Oberseminar "Mathematik des Maschinellen Lernens und Angewandte Analysis" - M.Sc. Albert Alcalde Zafra
Clustering in pure-attention hardmax transformers
| Datum: | 20.11.2024, 14:15 - 15:15 Uhr |
| Kategorie: | Veranstaltung |
| Ort: | Hubland Nord, Geb. 40, 01.003 |
| Veranstalter: | Institut für Mathematik |
| Vortragende: | M.Sc. Albert Alcalde Zafra - Universität Erlangen |
Transformers are extremely successful models in machine learning with poorly understood mathematical properties. In this talk, we rigorously characterize the asymptotic behavior of transformers with hardmax self-attention and normalization sublayers as the number of layers tends to infinity.
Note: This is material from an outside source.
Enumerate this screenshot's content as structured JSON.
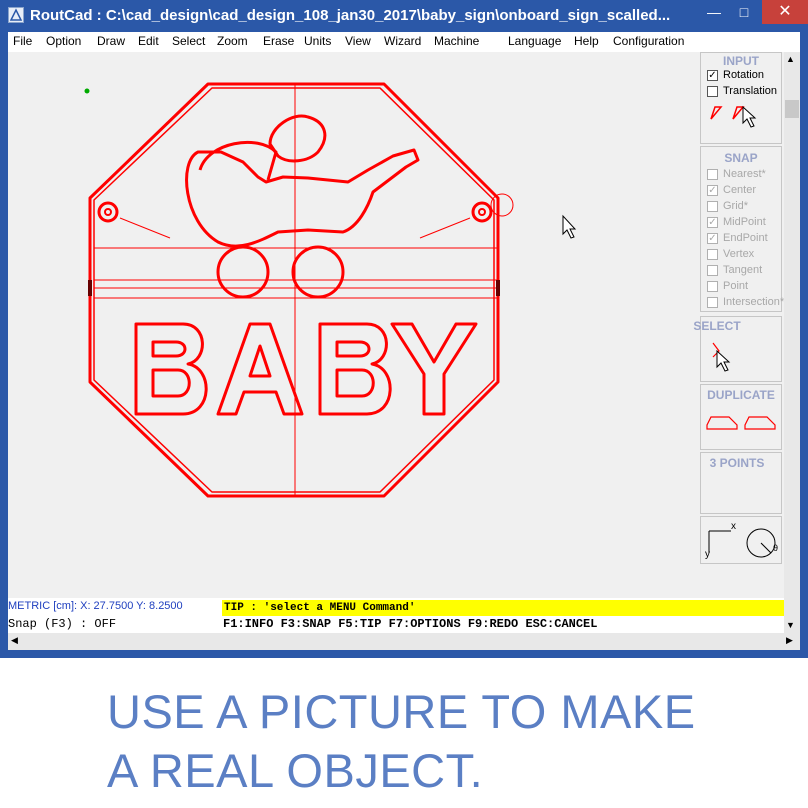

By viewing such transformers as discrete-time dynamical systems describing the evolution of interacting particles in a Euclidean space, and thanks to a geometric interpretation of the self-attention mechanism based on hyperplane separation, we show that the transformer inputs asymptotically converge to a clustered equilibrium determined by special particles we call leaders. We leverage this theoretical understanding to solve a sentiment analysis problem from language processing using a fully interpretable transformer model, which effectively captures ‘context’ by clustering meaningless words around leader words carrying the most meaning.